Munich

Hubert Markl, president of the Max Planck Society (MPS), has accepted that the management and staff of its predecessor society were involved in Nazi war atrocities, and has apologized to their victims.

His statement was in response to the findings of a group of science historians he commissioned in 1999 to investigate the role played by basic researchers of the Kaiser Wilhelm Society during the Second World War. This society, which was succeeded after the war by the MPS, was responsible for medical experiments undertaken at concentration camps.

Markl has long resisted issuing what he said would be an 'easy apology' (see Nature 403, 813; 2000). But now, he says, the historians have produced hard evidence that proves “beyond the shadow of a doubt that directors and employees at Kaiser Wilhelm Institutes co-masterminded and sometimes even actively participated in the crimes of the Nazi regime”.

His apology was delivered at an emotionally charged meeting held by the historians on 7 June in Berlin, at the halfway point of their five-year investigation.

Eva Kor (left) and her twin sister Miriam lead out survivors following the liberation of Auschwitz.

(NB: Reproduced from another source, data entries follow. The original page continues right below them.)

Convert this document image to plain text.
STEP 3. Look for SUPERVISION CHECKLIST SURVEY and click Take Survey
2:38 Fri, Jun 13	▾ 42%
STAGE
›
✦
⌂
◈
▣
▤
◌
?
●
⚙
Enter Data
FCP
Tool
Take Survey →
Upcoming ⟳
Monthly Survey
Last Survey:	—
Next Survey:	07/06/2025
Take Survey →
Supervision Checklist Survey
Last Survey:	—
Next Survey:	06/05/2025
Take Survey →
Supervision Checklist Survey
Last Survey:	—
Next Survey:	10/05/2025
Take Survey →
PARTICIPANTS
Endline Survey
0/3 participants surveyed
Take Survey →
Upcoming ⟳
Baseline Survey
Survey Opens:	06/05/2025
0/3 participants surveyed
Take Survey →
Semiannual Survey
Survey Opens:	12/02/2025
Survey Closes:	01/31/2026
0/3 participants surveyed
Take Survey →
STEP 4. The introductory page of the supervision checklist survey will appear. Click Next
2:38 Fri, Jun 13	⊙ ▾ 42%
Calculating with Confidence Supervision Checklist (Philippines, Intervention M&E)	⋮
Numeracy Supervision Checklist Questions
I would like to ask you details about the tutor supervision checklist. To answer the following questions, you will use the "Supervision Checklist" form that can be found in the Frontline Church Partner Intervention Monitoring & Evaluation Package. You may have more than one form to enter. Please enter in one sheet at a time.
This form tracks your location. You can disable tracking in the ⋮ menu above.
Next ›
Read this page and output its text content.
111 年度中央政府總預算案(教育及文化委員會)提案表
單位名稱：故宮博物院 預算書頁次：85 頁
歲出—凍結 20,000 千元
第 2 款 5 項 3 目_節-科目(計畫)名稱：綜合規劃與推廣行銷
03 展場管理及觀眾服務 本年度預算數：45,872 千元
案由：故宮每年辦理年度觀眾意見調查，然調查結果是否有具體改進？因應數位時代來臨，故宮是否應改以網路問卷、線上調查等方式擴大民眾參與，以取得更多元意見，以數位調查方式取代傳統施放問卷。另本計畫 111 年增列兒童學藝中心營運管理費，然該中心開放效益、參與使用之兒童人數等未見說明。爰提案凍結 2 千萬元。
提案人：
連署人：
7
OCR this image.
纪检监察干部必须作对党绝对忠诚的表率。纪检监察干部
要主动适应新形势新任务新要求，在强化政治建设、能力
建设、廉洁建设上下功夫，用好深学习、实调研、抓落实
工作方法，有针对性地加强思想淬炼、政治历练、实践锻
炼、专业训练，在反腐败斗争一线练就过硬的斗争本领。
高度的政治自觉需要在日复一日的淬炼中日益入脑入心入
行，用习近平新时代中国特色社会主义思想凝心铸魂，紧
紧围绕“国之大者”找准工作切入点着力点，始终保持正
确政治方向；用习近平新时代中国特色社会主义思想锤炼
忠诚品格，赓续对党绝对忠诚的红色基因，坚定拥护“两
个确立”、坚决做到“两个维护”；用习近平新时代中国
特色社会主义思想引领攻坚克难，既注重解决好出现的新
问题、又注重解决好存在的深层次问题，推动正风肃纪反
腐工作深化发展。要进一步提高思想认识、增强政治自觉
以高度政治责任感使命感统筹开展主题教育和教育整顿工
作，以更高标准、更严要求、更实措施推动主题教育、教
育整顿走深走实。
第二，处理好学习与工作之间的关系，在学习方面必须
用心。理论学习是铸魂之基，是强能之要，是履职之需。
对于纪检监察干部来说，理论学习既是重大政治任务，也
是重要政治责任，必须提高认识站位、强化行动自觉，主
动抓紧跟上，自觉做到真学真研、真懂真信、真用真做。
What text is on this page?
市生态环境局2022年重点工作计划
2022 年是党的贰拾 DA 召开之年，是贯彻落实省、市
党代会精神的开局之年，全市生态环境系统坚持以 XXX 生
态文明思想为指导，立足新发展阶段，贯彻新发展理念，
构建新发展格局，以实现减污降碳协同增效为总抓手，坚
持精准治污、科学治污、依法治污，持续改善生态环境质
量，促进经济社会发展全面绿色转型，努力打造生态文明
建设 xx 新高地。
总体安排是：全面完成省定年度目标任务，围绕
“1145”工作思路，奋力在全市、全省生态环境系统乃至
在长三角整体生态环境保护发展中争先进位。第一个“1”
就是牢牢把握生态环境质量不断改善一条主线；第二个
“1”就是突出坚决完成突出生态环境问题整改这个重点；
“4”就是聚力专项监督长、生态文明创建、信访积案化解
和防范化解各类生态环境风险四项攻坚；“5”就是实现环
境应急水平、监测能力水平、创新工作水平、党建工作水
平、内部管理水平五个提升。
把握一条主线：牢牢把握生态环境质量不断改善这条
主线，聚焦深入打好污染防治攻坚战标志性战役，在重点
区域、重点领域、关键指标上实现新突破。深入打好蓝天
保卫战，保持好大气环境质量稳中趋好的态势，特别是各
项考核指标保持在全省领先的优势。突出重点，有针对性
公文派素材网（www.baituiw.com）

Eva Mozes Kor, who with her twin sister Miriam was one of about 250 subjects who survived a programme of human experimentation orchestrated by the geneticist Josef Mengele at the Auschwitz concentration camp in Poland, told the meeting of her personal experiences.

Three times a week, Mengele's twins were walked to the Auschwitz main camp for experiments. “We had to sit naked in a room. Every part of our body was measured, poked and compared to charts and photographed. Every movement was noted. We were injected with germs and chemicals and they took a lot of blood from us,” she said.

Kor said that her way of coping was to forgive the perpetrators. However, a second survivor, Jona Laks, said that the crimes should be remembered and never forgiven.

Kor explained how she developed a life-threatening fever after one of the injections, and feigned recovery in order to rejoin the experiments. “Would I have died, Mengele would have killed Miriam with an injection to the heart and would have done comparative autopsies on our bodies. This is the way most of the twins died.”

Markl said that his apology was not a request for “removal of guilt”, as the crimes were too heinous to allow such a release. By apologizing, both personally and on behalf of the MPS in proxy for the Kaiser Wilhelm Society, Markl said: “I am referring to the sincerest expression of deepest regret, compassion, and shame at the fact that crimes of this sort were committed, promoted, and not prevented within the ranks of German scientists.”

He also apologized for the fact that the MPS had taken so long to begin its investigation, which he claimed was partly due to “a lack of willingness on the part of [some] inside and outside the Max Planck Society to face up to their historical responsibility”.

Kor, who was one of ten survivors present at the meeting and is a founder of the survivors' group Candles, called the apology a “courageous gesture”.